Sayangnya, dibalik pengabdian mereka, para dokter dan nakes saat ini justru diperhadapkan dengan tantangan sistemik berupa munculnya RUU tidak memihak, dan bahkan mencederai mereka. RUU Omnibus dalam analisis mereka penuh ketidaktepatan dan kerancuan yang berpotensi merugikan profesi medis dan pelayanan kesehatan masyarakat secara keseluruhan.

Analisis para dokter dan nakes ini tentu saja tidak bisa dianggap ringan. Alasannya, mereka adalah profesi yang terlibat langsung dalam pelayanan kesehatan masyarakat dan merupakan sosok yang paham betul tentang kompleksitas sistem kesehatan. Mereka tahu apa yang diperlukan untuk memberikan pelayanan yang terbaik. Suara mereka sangat layak didengar dan dipertimbangkan.

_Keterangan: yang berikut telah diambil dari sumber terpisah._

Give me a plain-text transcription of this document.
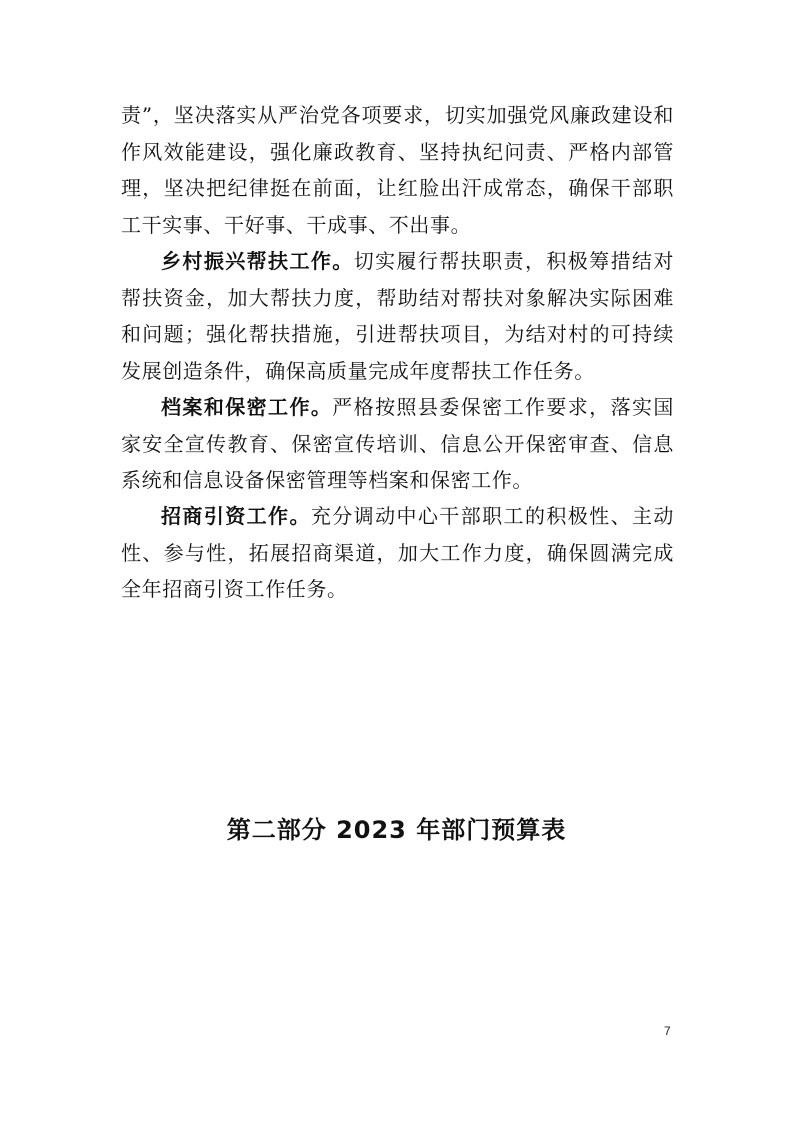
责”，坚决落实从严治党各项要求，切实加强党风廉政建设和作风效能建设，强化廉政教育、坚持执纪问责、严格内部管理，坚决把纪律挺在前面，让红脸出汗成常态，确保干部职工干实事、干好事、干成事、不出事。

乡村振兴帮扶工作。切实履行帮扶职责，积极筹措结对帮扶资金，加大帮扶力度，帮助结对帮扶对象解决实际困难和问题；强化帮扶措施，引进帮扶项目，为结对村的可持续发展创造条件，确保高质量完成年度帮扶工作任务。

档案和保密工作。严格按照县委保密工作要求，落实国家安全宣传教育、保密宣传培训、信息公开保密审查、信息系统和信息设备保密管理等档案和保密工作。

招商引资工作。充分调动中心干部职工的积极性、主动性、参与性，拓展招商渠道，加大工作力度，确保圆满完成全年招商引资工作任务。

第二部分 2023 年部门预算表
7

Aksi damai yang dilakukan oleh dokter dan nakes menunjukkan solidaritas dan keberanian memperjuangkan hak-hak mereka. Mereka menggunakan hak demokratis untuk berbicara dan memprotes ketidakadilan yang dirasakan.

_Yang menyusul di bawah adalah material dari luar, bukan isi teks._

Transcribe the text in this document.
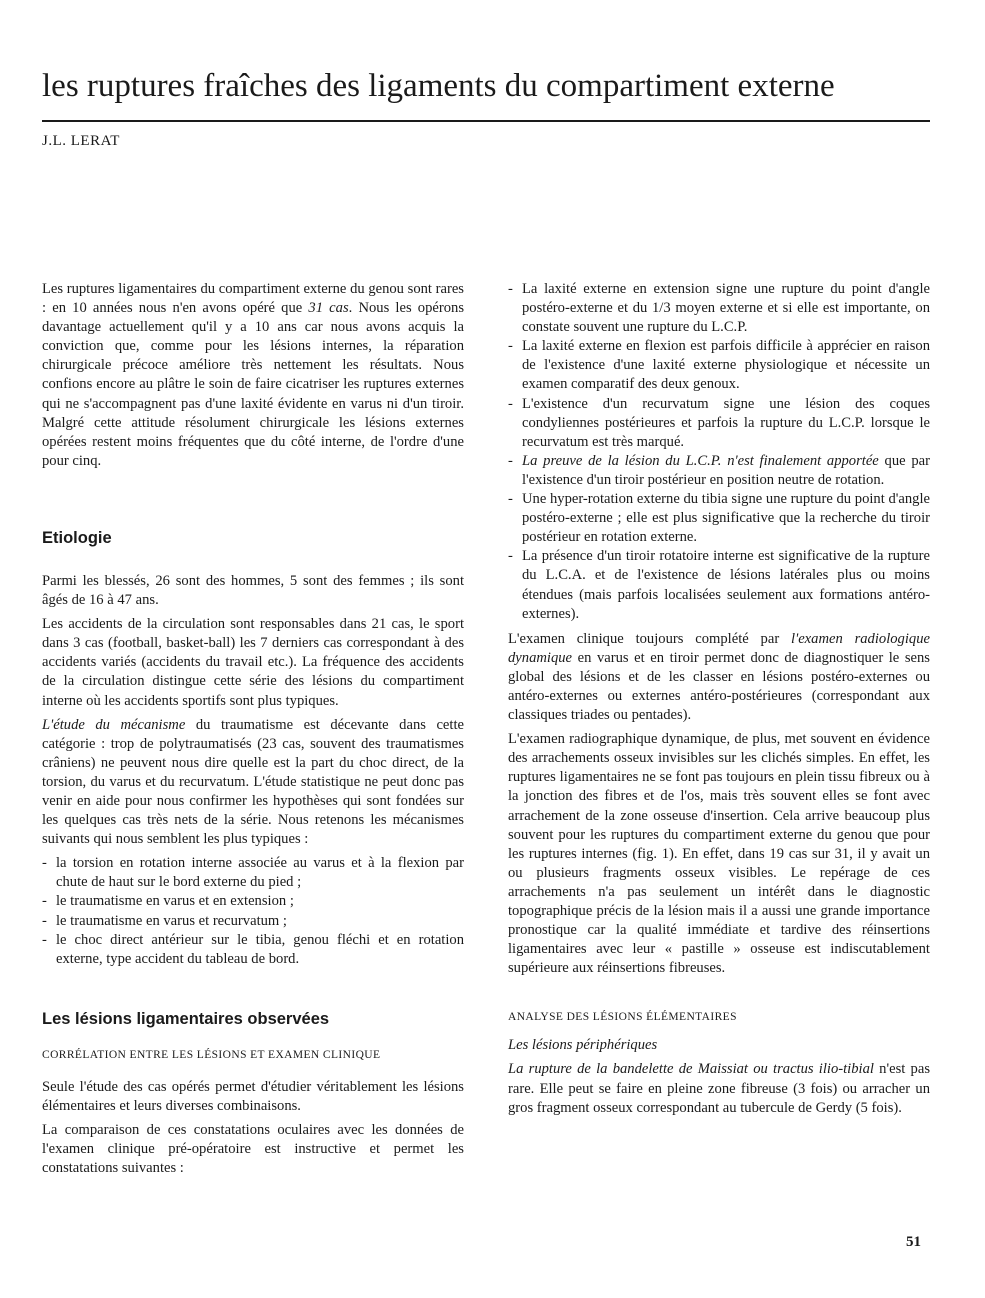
les ruptures fraîches des ligaments du compartiment externe
J.L. LERAT

Les ruptures ligamentaires du compartiment externe du genou sont rares : en 10 années nous n'en avons opéré que 31 cas. Nous les opérons davantage actuellement qu'il y a 10 ans car nous avons acquis la conviction que, comme pour les lésions internes, la réparation chirurgicale précoce améliore très nettement les résultats. Nous confions encore au plâtre le soin de faire cicatriser les ruptures externes qui ne s'accompagnent pas d'une laxité évidente en varus ni d'un tiroir. Malgré cette attitude résolument chirurgicale les lésions externes opérées restent moins fréquentes que du côté interne, de l'ordre d'une pour cinq.

Etiologie

Parmi les blessés, 26 sont des hommes, 5 sont des femmes ; ils sont âgés de 16 à 47 ans.

Les accidents de la circulation sont responsables dans 21 cas, le sport dans 3 cas (football, basket-ball) les 7 derniers cas correspondant à des accidents variés (accidents du travail etc.). La fréquence des accidents de la circulation distingue cette série des lésions du compartiment interne où les accidents sportifs sont plus typiques.

L'étude du mécanisme du traumatisme est décevante dans cette catégorie : trop de polytraumatisés (23 cas, souvent des traumatismes crâniens) ne peuvent nous dire quelle est la part du choc direct, de la torsion, du varus et du recurvatum. L'étude statistique ne peut donc pas venir en aide pour nous confirmer les hypothèses qui sont fondées sur les quelques cas très nets de la série. Nous retenons les mécanismes suivants qui nous semblent les plus typiques :

- la torsion en rotation interne associée au varus et à la flexion par chute de haut sur le bord externe du pied ;
- le traumatisme en varus et en extension ;
- le traumatisme en varus et recurvatum ;
- le choc direct antérieur sur le tibia, genou fléchi et en rotation externe, type accident du tableau de bord.
Les lésions ligamentaires observées

CORRÉLATION ENTRE LES LÉSIONS ET EXAMEN CLINIQUE

Seule l'étude des cas opérés permet d'étudier véritablement les lésions élémentaires et leurs diverses combinaisons.

La comparaison de ces constatations oculaires avec les données de l'examen clinique pré-opératoire est instructive et permet les constatations suivantes :

- La laxité externe en extension signe une rupture du point d'angle postéro-externe et du 1/3 moyen externe et si elle est importante, on constate souvent une rupture du L.C.P.
- La laxité externe en flexion est parfois difficile à apprécier en raison de l'existence d'une laxité externe physiologique et nécessite un examen comparatif des deux genoux.
- L'existence d'un recurvatum signe une lésion des coques condyliennes postérieures et parfois la rupture du L.C.P. lorsque le recurvatum est très marqué.
- La preuve de la lésion du L.C.P. n'est finalement apportée que par l'existence d'un tiroir postérieur en position neutre de rotation.
- Une hyper-rotation externe du tibia signe une rupture du point d'angle postéro-externe ; elle est plus significative que la recherche du tiroir postérieur en rotation externe.
- La présence d'un tiroir rotatoire interne est significative de la rupture du L.C.A. et de l'existence de lésions latérales plus ou moins étendues (mais parfois localisées seulement aux formations antéro-externes).

L'examen clinique toujours complété par l'examen radiologique dynamique en varus et en tiroir permet donc de diagnostiquer le sens global des lésions et de les classer en lésions postéro-externes ou antéro-externes ou externes antéro-postérieures (correspondant aux classiques triades ou pentades).

L'examen radiographique dynamique, de plus, met souvent en évidence des arrachements osseux invisibles sur les clichés simples. En effet, les ruptures ligamentaires ne se font pas toujours en plein tissu fibreux ou à la jonction des fibres et de l'os, mais très souvent elles se font avec arrachement de la zone osseuse d'insertion. Cela arrive beaucoup plus souvent pour les ruptures du compartiment externe du genou que pour les ruptures internes (fig. 1). En effet, dans 19 cas sur 31, il y avait un ou plusieurs fragments osseux visibles. Le repérage de ces arrachements n'a pas seulement un intérêt dans le diagnostic topographique précis de la lésion mais il a aussi une grande importance pronostique car la qualité immédiate et tardive des réinsertions ligamentaires avec leur « pastille » osseuse est indiscutablement supérieure aux réinsertions fibreuses.

ANALYSE DES LÉSIONS ÉLÉMENTAIRES

Les lésions périphériques

La rupture de la bandelette de Maissiat ou tractus ilio-tibial n'est pas rare. Elle peut se faire en pleine zone fibreuse (3 fois) ou arracher un gros fragment osseux correspondant au tubercule de Gerdy (5 fois).

51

Baca juga:  Koalisi Perubahan: Now Or Never

Aksi ini bisa menjadi position balancer antara para dokter dan nakes dengan pemangku kepentingan, pemerintah, dan masyarakat untuk mencapai solusi yang lebih baik dan adil. Aksi mereka merupakan dorongan kolektif untuk mengubah sesuatu yang dianggap tidak benar atau tidak adil. Dalam masyarakat yang menghargai kesunyian dalam tindakan (silence in action) dan profesionalisme, demonstrasi dokter dan nakes merupakan ‘pemberontakan pikiran dan hati’.

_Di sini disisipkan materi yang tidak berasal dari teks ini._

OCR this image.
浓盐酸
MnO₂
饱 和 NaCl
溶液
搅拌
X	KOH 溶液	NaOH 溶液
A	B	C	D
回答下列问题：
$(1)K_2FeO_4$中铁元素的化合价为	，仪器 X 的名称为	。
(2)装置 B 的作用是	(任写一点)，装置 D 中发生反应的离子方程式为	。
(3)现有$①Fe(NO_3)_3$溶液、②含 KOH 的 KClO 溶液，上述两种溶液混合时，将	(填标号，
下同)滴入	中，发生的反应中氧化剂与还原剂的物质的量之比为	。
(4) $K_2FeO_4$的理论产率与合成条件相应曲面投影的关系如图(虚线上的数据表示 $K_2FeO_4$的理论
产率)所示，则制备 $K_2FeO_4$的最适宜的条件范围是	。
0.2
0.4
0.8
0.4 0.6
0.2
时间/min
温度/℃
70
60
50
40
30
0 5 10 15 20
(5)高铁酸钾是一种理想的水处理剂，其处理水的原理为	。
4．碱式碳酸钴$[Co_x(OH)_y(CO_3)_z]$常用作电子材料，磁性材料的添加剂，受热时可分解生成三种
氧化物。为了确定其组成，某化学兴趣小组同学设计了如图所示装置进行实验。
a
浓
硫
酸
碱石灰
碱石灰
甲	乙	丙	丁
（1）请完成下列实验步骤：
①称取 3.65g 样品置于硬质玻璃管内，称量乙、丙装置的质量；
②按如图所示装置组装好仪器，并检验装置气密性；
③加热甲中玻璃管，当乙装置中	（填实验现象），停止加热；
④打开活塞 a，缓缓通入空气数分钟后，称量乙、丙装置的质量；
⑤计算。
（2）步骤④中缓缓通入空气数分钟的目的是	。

Aspirasi dan tuntutan yang disampaikan oleh dokter dan nakes melalui demonstrasi dan aksi lainnya tidak boleh disepelekan. Profesi ini memiliki militansi tinggi dan daya tawar sangat kuat. Bila aksi mereka disepelekan, bisa saja mereka mengambil langkah eskalatif, termasuk mogok nasional atau penghentian sementara pelayanan kesehatan. Konsekuensinya akan sangat serius. Jangan mengabaikan fakta bahwa jika dokter atau nakes berhenti bekerja, pelayanan kesehatan akan lumpuh. Pasalnya, sulit mencari pengganti profesi ini. Pasokan pelayanan kesehatan akan terputus yang membuat orang sakit akan berteriak pilu. Ini dapat mengancam ketahanan sistem kesehatan nasional.

Langkah-langkah eskalatif ini bisa saja akan diambil oleh mereka. Jangan karena mereka adalah ‘silent dan low-profesional profile’ lantas muncul anggapan mereka tidak akan melakukan hal-hal eskalatif.

Dokter dan nakes juga adalah manusia biasa. Ketika batas toleransi mereka terlampaui, mereka bisa menjadi extra-ordinary. Bukankah binatangpun akan melawan dan membela diri ketika mereka terancam atau tersakiti?